Pourtant, la Cour de Cassation a bien tiré les conséquences de cet arrêt de la CEDH, par des arrêts du 4/10/2019 et deux arrêts du 18/12/2019, étendant l’exigence d’une transcription intégrale à l’ensemble des configurations familiales tout en l’encadrant strictement pour les enfants français nés à l’étranger d’une GPA. Suite à ces arrêts, le Procureur de la République de Nantes a pris le 11/03/2020 de nouvelles instructions. Elles ont donné lieu à une note diplomatique de la Sous Direction de l’état civil et de la nationalité du MAEE en date du 24/04/2020, adressée à nos postes consulaires. Aujourd’hui, la transcription intégrale des actes de naissance de ces enfants français n’est possible que si et seulement si certaines conditions sont réunies, afin d’éviter toute fraude, tout en répondant aux critères de « célérité » et « d’effectivité » posés par la CEDH, et ce dans l’intérêt supérieur de l’enfant. Cette note diplomatique précise bien « il ne résulte pas de ces arrêts une validation automatique et générale des demandes de transcription intégrale des actes de naissance étrangers des enfants nés de GPA, de sorte que plusieurs situations sont à distinguer. », et elle les distingue sur 9 pages !

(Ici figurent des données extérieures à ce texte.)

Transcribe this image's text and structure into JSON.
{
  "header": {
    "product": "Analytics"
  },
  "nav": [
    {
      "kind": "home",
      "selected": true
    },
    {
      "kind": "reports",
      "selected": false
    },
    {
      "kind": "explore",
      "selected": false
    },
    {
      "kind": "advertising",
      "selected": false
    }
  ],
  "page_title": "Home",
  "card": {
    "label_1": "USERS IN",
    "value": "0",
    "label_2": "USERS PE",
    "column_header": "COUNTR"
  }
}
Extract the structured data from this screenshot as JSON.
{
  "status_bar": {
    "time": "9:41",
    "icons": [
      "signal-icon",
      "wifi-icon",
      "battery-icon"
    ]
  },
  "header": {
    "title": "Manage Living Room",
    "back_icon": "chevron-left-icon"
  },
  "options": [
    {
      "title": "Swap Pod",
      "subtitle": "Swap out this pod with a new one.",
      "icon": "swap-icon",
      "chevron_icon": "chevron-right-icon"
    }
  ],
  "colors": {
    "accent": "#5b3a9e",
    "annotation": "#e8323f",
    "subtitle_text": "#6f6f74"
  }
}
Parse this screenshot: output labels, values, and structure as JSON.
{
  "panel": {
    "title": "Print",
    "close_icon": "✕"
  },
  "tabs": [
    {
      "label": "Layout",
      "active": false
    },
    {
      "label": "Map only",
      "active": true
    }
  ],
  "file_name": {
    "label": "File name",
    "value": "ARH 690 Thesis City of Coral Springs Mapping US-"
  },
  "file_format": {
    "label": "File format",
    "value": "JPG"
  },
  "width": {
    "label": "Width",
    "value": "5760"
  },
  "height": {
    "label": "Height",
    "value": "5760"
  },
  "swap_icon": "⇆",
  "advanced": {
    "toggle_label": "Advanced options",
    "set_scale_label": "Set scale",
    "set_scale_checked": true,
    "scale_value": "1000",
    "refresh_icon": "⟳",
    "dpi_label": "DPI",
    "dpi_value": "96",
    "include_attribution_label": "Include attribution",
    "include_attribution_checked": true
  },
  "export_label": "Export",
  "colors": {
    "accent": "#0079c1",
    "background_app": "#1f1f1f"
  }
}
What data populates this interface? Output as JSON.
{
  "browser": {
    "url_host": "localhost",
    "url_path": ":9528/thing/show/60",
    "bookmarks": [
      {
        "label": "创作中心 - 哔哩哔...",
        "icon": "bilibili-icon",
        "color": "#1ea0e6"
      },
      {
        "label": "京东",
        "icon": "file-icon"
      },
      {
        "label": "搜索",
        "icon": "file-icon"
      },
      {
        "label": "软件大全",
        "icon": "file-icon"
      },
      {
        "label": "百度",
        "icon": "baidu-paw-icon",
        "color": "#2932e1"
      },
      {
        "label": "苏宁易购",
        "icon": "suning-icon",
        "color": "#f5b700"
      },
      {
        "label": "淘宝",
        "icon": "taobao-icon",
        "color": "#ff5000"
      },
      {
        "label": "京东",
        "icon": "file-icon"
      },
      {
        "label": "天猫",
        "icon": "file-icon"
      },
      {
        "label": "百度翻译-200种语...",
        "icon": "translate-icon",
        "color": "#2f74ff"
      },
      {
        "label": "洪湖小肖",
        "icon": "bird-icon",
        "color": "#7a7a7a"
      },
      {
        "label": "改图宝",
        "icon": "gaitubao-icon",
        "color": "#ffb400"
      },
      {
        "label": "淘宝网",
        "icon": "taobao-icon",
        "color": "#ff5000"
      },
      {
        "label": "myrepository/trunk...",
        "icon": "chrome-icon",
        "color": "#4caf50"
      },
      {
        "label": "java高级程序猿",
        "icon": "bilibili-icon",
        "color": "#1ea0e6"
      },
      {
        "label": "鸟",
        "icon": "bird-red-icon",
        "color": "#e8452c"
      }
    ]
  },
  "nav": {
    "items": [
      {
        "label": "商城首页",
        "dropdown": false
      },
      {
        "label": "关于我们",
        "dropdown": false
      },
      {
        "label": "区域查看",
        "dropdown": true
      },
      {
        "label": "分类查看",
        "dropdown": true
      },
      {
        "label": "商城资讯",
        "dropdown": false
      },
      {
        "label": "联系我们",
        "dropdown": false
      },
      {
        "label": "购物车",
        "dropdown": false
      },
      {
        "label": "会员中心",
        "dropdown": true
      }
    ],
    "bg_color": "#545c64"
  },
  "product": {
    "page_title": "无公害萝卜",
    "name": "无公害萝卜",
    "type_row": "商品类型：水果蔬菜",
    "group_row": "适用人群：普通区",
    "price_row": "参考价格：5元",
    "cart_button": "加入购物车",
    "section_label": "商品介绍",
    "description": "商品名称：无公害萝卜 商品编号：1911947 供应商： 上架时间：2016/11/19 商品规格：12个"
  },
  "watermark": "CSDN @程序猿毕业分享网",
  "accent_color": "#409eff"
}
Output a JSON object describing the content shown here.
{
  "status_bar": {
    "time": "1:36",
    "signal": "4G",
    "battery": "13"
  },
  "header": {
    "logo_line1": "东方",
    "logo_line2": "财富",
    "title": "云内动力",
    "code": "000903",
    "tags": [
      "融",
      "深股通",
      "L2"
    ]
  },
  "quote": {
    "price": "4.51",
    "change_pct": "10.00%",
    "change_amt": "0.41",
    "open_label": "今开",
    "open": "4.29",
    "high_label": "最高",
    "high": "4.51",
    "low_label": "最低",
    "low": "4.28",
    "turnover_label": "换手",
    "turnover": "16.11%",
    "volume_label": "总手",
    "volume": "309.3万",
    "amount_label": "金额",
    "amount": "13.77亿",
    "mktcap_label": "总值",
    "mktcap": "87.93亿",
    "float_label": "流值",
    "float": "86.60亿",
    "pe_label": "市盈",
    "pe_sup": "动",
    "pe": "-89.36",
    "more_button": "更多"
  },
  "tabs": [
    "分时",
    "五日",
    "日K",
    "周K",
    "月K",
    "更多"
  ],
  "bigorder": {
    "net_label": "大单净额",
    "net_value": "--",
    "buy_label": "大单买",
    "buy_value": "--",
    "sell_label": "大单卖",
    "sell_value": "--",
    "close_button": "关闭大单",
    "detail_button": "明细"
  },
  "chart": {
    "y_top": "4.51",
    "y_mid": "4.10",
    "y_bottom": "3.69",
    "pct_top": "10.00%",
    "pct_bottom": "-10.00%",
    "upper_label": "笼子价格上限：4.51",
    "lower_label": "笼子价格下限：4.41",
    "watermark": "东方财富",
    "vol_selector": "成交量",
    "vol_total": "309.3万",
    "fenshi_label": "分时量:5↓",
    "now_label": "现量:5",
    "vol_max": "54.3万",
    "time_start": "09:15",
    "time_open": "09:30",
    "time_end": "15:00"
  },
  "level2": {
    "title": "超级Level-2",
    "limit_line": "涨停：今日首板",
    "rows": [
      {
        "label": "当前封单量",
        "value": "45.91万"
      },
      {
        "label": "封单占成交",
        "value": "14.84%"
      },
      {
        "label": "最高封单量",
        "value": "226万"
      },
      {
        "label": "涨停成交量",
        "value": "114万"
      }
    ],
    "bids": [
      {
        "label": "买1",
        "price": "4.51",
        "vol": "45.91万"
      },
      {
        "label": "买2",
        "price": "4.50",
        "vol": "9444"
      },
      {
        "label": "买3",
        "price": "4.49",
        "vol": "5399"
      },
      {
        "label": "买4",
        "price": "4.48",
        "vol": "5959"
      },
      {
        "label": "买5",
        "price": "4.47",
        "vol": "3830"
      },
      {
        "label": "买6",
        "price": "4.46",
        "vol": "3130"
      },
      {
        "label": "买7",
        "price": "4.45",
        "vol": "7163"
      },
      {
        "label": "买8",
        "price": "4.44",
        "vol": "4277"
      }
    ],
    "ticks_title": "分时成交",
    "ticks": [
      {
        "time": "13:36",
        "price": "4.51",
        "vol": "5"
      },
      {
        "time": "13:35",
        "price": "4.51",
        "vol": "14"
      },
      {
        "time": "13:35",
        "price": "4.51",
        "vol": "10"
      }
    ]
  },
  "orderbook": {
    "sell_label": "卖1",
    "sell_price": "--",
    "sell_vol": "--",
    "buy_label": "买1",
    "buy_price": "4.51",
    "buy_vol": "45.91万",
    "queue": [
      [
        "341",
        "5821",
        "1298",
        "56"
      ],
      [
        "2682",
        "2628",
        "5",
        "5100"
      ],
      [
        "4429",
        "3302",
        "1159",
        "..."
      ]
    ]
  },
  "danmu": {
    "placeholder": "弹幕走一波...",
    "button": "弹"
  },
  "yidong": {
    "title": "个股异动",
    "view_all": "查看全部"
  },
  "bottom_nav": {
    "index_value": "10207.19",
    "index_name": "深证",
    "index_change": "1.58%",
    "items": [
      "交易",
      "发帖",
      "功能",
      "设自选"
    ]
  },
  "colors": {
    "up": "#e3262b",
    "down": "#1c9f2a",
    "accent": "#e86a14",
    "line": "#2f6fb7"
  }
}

Par conséquent, une transcription totale d’acte de naissance d’enfant français né de GPA à l’étranger étant désormais possible en droit positif, sous certaines conditions et strictement encadrée par ces instructions, l’article 4 bis (qui engendrera des conséquences néfastes en matière de reconnaissance de tous les actes étrangers de l’état civil, bien au-delà du seul sujet des enfants nés d’une GPA) n’a donc pas lieu d’être – et ce bien entendu y compris dans sa rédaction initiale issue du Sénat- et doit être supprimé.